Several specific local variants have been identified:
- Pinocchiosis rideoutis has been thus far been identified in only one case. It is an unusual variant in which patients present with obvious confusion about time (today is today, but tomorrow is actually four months from now) and confusion about buildings (a house is referred to as an office), although they appear completely unaware that what they are saying is pure nonsense. P. rideoutis patients sometimes display a preference for unusual headwear, right.
- Pinocchiosis politica hickii seems to occur among politicians from northern climes. P. hickii presents as a belief by the patient that he or she has a signed agreement when in fact the agreements don't exist. P. hickii has also been known to manifest as a compulsion to submit expense claims over and over.
- Pinocchiosis stephenvillia manifests with the patient making promises he or she cannot fulfill. It is named for the Town of Stephenville. Residents of the town were promised by a campaigning party leader that the major local employer, a paper mill, "would not close on my watch". The mill closed. [See Williams Syndrome]
- Humber West Denial Virus, also known as Williams Syndrome, is characterized by the repeated used of certain words and phrases which have no real meaning or which have lost meaning through repeated use.

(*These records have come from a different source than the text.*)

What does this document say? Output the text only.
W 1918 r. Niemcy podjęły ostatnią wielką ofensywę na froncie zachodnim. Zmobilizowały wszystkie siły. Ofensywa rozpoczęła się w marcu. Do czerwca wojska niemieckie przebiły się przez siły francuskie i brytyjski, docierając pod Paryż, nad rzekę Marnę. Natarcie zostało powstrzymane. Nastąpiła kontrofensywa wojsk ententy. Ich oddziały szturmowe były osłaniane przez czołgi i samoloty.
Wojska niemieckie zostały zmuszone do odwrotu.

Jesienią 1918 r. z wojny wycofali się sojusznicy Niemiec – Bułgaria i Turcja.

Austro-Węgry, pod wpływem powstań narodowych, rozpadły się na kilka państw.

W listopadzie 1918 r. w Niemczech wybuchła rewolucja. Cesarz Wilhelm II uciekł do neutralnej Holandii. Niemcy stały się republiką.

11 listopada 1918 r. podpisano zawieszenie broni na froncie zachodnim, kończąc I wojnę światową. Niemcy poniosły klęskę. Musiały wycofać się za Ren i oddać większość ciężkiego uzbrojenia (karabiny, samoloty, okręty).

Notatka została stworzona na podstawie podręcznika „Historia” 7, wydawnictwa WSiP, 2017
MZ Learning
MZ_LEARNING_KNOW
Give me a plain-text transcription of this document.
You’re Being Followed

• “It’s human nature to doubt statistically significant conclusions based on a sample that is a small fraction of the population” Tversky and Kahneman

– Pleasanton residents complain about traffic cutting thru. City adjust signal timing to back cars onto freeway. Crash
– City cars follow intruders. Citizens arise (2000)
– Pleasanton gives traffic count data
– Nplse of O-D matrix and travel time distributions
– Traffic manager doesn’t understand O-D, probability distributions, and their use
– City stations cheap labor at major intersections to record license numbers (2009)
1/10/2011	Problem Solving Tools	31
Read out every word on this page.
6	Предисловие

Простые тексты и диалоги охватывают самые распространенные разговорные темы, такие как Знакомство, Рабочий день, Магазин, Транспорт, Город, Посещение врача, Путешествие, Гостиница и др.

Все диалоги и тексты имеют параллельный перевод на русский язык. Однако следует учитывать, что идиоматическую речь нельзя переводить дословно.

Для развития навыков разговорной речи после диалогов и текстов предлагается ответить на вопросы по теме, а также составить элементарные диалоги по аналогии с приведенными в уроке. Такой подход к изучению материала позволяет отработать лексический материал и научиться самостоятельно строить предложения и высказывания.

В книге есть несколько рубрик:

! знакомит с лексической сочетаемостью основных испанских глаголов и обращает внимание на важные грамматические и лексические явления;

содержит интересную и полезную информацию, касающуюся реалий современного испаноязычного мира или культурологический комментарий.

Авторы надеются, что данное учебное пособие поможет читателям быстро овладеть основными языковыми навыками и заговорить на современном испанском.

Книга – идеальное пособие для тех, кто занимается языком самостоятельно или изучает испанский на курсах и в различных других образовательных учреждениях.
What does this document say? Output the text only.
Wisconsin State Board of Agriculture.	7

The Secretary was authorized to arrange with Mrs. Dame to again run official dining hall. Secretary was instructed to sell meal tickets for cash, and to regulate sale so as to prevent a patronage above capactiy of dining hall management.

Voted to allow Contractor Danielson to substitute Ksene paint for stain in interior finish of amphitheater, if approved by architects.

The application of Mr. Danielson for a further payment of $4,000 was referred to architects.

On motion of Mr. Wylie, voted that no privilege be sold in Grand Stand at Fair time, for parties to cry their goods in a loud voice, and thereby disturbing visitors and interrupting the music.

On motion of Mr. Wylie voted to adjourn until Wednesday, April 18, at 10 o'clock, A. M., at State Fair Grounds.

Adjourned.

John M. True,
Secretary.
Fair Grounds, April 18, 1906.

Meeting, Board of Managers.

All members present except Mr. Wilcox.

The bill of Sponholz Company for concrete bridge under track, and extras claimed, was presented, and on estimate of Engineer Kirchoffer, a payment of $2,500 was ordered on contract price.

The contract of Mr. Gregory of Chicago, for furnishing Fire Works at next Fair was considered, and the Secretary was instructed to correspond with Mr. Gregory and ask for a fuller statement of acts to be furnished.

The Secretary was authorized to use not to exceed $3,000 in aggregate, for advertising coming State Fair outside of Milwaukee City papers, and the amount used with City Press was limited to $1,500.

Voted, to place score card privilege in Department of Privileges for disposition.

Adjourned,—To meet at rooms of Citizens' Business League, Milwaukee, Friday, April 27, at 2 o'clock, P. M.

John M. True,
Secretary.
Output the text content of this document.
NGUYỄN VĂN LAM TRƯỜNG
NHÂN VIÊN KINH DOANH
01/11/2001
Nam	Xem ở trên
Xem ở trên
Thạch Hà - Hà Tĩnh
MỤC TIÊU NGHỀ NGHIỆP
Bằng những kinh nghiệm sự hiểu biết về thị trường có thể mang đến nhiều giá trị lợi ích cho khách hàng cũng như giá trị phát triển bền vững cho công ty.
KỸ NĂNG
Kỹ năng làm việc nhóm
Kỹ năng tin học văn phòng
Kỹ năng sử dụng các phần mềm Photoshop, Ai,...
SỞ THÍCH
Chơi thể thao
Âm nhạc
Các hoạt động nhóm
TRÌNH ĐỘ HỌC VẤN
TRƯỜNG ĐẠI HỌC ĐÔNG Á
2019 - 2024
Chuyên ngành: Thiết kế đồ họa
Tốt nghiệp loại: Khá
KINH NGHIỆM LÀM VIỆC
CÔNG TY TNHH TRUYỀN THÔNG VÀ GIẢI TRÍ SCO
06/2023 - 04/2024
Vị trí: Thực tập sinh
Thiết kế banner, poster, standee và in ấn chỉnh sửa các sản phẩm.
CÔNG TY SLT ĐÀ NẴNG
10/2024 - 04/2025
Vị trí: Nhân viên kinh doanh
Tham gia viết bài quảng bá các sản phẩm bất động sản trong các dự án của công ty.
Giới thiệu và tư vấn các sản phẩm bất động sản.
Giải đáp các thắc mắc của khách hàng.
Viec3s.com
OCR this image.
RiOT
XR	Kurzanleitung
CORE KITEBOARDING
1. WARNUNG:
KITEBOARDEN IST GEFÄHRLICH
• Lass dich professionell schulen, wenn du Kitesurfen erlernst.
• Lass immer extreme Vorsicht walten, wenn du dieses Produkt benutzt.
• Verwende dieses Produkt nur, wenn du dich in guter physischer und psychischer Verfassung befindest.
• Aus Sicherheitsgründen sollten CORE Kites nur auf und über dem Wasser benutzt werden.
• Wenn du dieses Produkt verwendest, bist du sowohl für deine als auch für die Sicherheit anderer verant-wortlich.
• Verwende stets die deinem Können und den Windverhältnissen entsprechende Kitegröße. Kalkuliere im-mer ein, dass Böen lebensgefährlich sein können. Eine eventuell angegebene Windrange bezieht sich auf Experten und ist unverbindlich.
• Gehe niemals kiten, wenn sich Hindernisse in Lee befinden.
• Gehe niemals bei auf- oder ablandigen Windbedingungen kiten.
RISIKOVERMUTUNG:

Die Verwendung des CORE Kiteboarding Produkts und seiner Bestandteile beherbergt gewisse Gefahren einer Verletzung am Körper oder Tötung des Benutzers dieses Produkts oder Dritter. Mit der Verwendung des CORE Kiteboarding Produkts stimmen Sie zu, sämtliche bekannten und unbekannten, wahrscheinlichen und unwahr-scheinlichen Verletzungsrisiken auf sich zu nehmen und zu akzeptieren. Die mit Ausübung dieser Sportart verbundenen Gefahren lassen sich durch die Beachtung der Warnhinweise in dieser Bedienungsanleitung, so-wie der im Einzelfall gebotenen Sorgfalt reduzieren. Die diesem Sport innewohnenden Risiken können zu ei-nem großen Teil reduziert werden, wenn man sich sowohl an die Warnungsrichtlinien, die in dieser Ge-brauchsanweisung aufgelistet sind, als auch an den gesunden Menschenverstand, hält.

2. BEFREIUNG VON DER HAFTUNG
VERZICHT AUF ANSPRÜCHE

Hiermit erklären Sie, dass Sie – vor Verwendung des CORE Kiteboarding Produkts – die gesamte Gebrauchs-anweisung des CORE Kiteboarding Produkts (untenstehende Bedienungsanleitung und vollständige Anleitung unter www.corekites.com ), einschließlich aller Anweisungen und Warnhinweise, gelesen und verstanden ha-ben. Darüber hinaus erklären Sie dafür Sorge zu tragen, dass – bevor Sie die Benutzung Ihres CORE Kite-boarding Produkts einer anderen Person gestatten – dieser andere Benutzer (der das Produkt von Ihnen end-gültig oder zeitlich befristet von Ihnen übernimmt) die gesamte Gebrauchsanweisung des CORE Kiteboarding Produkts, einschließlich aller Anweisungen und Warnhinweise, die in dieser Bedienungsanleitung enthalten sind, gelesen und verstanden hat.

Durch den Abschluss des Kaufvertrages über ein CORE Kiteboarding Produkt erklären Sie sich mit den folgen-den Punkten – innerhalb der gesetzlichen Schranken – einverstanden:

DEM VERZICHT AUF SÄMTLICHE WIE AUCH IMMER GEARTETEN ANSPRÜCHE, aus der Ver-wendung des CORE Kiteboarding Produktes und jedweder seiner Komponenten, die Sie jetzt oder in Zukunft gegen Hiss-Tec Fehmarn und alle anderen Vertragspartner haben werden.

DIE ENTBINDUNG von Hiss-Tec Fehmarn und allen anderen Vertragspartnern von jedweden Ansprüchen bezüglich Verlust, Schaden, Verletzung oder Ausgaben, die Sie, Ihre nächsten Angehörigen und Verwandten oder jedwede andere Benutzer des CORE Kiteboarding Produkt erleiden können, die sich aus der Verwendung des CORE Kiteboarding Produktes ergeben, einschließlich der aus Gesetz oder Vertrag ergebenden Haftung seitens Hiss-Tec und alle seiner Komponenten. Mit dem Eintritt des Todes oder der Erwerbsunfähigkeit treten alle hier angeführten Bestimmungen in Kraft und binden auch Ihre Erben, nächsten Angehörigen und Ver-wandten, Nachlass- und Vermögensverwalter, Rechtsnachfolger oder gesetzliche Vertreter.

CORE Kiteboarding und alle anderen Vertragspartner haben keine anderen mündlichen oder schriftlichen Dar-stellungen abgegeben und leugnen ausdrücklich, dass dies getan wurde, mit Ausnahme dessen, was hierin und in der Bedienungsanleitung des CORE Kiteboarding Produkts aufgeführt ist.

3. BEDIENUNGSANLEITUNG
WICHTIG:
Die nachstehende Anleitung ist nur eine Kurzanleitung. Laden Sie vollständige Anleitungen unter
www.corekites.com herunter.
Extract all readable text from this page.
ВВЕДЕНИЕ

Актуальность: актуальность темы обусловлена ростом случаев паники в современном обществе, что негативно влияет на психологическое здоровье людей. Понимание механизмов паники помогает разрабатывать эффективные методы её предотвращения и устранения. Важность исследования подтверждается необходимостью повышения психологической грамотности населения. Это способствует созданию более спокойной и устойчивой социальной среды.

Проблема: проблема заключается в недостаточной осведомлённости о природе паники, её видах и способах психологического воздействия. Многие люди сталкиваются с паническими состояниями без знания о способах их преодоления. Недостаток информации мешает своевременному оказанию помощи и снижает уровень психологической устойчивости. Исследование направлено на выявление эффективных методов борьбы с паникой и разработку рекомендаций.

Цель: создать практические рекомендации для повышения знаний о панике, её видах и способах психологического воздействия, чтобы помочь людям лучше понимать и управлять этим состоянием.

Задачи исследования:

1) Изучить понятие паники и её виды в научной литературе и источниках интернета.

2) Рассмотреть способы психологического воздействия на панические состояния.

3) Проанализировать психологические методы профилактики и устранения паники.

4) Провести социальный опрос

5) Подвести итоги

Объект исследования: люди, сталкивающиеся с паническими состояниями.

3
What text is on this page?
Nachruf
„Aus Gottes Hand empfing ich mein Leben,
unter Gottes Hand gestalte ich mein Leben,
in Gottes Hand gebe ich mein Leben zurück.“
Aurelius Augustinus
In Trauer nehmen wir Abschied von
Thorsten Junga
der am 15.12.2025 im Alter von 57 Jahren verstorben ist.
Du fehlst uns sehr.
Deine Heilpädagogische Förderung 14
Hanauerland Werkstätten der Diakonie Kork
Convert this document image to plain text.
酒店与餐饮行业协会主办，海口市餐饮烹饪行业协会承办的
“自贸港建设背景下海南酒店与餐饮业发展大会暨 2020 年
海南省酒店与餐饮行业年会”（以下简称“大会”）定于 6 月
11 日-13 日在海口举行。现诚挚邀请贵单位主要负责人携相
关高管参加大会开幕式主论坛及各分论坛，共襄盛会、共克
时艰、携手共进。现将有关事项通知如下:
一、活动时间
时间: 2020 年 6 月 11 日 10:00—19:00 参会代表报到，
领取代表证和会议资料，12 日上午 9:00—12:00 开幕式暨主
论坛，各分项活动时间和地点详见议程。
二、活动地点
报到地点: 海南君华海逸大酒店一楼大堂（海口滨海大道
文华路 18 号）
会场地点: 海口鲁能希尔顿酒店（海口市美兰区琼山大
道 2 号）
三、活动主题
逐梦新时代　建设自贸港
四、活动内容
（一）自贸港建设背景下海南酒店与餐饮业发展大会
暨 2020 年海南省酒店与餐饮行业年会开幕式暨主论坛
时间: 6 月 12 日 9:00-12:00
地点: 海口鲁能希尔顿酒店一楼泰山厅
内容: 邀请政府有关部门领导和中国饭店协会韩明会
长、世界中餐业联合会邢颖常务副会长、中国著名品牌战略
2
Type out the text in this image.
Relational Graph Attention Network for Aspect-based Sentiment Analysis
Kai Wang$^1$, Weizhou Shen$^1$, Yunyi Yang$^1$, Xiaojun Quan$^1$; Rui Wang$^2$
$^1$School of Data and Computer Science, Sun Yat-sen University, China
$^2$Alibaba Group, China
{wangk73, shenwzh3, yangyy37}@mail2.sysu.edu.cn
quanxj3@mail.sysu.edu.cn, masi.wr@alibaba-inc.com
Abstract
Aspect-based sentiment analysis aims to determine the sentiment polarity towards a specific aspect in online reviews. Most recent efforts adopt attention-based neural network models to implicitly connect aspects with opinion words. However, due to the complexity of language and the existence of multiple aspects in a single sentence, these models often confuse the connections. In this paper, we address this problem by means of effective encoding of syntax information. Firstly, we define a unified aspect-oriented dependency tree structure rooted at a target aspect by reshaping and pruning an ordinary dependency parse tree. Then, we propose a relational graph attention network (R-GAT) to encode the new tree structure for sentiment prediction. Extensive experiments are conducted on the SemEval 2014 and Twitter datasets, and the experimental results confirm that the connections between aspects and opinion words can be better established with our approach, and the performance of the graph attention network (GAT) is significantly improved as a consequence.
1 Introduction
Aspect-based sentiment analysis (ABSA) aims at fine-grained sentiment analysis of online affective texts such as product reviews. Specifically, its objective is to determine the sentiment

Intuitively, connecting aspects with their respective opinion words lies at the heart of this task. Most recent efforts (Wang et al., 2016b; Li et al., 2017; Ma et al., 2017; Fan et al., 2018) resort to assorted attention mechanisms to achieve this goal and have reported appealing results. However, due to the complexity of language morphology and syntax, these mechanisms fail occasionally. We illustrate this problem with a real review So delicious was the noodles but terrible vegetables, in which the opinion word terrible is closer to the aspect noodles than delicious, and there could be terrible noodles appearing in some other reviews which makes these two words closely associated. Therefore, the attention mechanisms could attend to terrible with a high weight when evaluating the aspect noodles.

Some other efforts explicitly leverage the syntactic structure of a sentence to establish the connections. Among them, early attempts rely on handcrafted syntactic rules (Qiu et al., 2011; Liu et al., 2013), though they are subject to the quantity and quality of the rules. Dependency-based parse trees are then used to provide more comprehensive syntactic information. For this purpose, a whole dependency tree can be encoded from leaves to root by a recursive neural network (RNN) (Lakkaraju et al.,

For example, "Quite frankly", "nothing could be further from the truth", "you know" or "Steve". Patients frequently display repetitive shrugs of the shoulders. Often this physical action is accompanied by a persistent non-productive cough, particularly when in stressful situations such as when being questioned by reporters. While these are the common names for this manifestation, Williams Syndrome is in fact a variant of pinocchiosis known as P. willielmus.